I don’t know if students have ever experienced such an interview:

Interviewer: Please talk about the CAS mechanism in concurrency
Xiao Ming : Well, CAS, right? I seem to have heard of it... Let me think about it (my brain is thinking rapidly)

2 minutes have passed...
The air is deathly still.. .

The interviewer couldn't sit still and cleared his throat: Ahem... Well, can you tell me briefly?
Xiao Minghanhanyixiao: Hehe, I seem to have forgotten...
Interviewer: Oh, it doesn’t matter. That’s it for today’s interview. You go back and wait. Let me know
Xiao Ming left dejectedly...


Don't laugh, Xiao Ming is actually the shadow of many people, and there are many classmates who made awkward conversations during the interview process. Of course, I am included. In fact, this reflects a very cruel reality: The foundation is not solid!

So here comes the question, how to defeat the interviewer during the interview and be as stable as a rock?

Learn! What's the use of just talking? You have to learn, you have to read the books you buy, and you have to follow the courses you buy. Don't just play games and follow TV dramas. If you want to become stronger, you have to be bald!

It is now 0:08 Beijing time. I am writing an article in code. How about you?

Real interview question: Please talk about the CAS mechanism in concurrency

A small example to talk about what thread safety is

Concurrency is The foundation of Java programming. In our daily work, we often deal with concurrency. Of course, this is also the focus of the interview. In concurrent programming, the most mentioned concept is thread safety. Let’s first look at a piece of code to see what will happen after running:

In the
public class Test {
    private static int inc = 0;

    public static void main(String[] args) {
     // 设置栅栏,保证主线程能获取到程序各个线程全部执行完之后的值
        CountDownLatch countDownLatch = new CountDownLatch(1000000);
        // 设置100个线程同时执行
        for (int i = 0; i < 100; i++) {
            new Thread(() -> {
             // 循环10000次,对inc实现 +1 操作
                for (int j = 0; j < 10000; j++) {
                    inc++;
                    countDownLatch.countDown();
                }
            }).start();
        }
        try {
            countDownLatch.await();
        } catch (InterruptedException e) {
            e.printStackTrace();
        }
        // 运行完毕,期望获取的结果是 1000000
        System.out.println("执行完毕,inc的值为:" + inc);
    }
}

program, I created 100 threads. In each thread, the shared variable inc is accumulated 10,000 times. If it is executed synchronously, the final value of inc should be 1,000,000, but We know that in multi-threading, programs are executed concurrently, which means that different threads may read the same value from the main memory at the same time, such as this scenario:

  • Thread A At a certain moment, the inc value of the main memory was read as 1000. In its own working memory 1, inc became 1001;
  • Thread B read it at the same moment. The inc value of the main memory is 1000, and it also sets the inc value of 1 in its own working memory, and inc becomes 1001;
  • They want to write the inc value to the main memory. There is no synchronization control, so they may write 1001 of their working memory to the main memory;
  • Then it is obvious that the main memory is performing two 1 operations. Finally, the actual result was only 1 once and became 1001.
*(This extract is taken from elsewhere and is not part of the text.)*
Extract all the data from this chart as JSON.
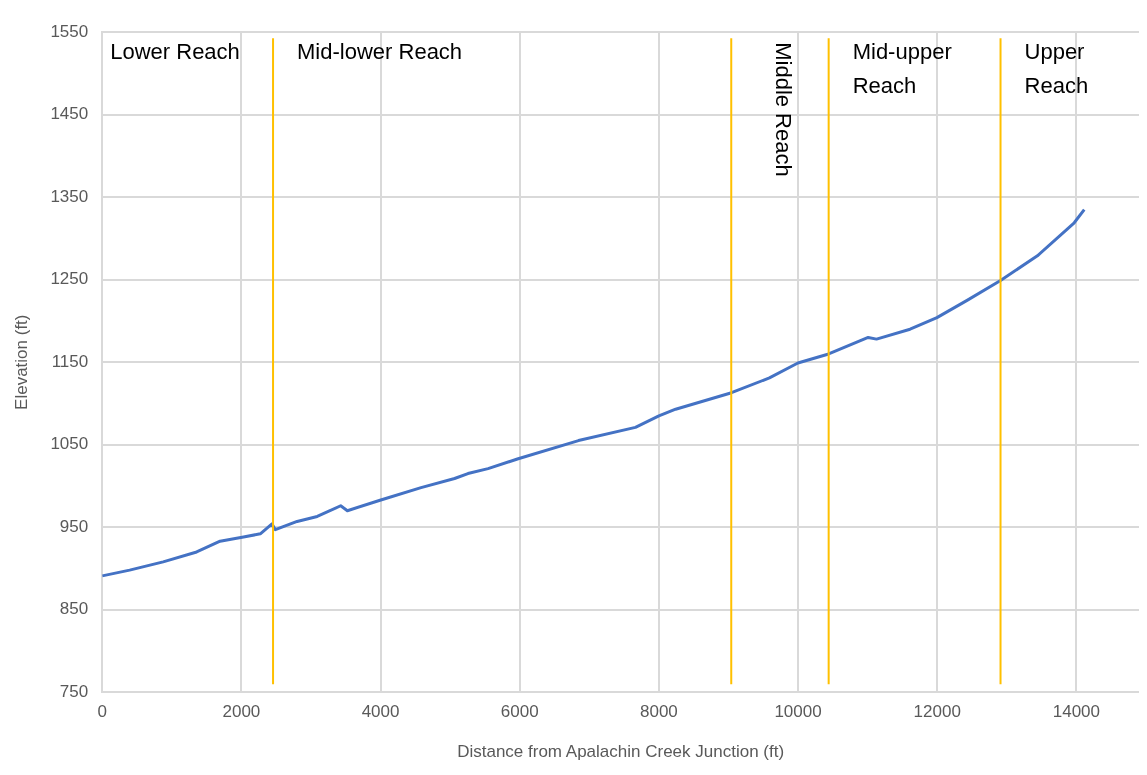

This is a very typical problem caused by multi-threads concurrently modifying shared variables. Obviously, its running results are as we analyzed, and in some cases it cannot be achieved. 1000000:

执行完毕,inc的值为:962370

Some people say that this problem can be solved by using the volatile keyword, because volatile can guarantee visibility between threads, which means that threads can read the latest data in main memory. variable value and then operate on it.

Note that volatile can only guarantee the thread's visibility, but not the atomicity of the thread's operation. Although the thread has read the latest inc of the main memory value, but reading,inc 1,writing to main memory is a three-step operation, so volatile cannot solve the problem of thread safety of shared variables.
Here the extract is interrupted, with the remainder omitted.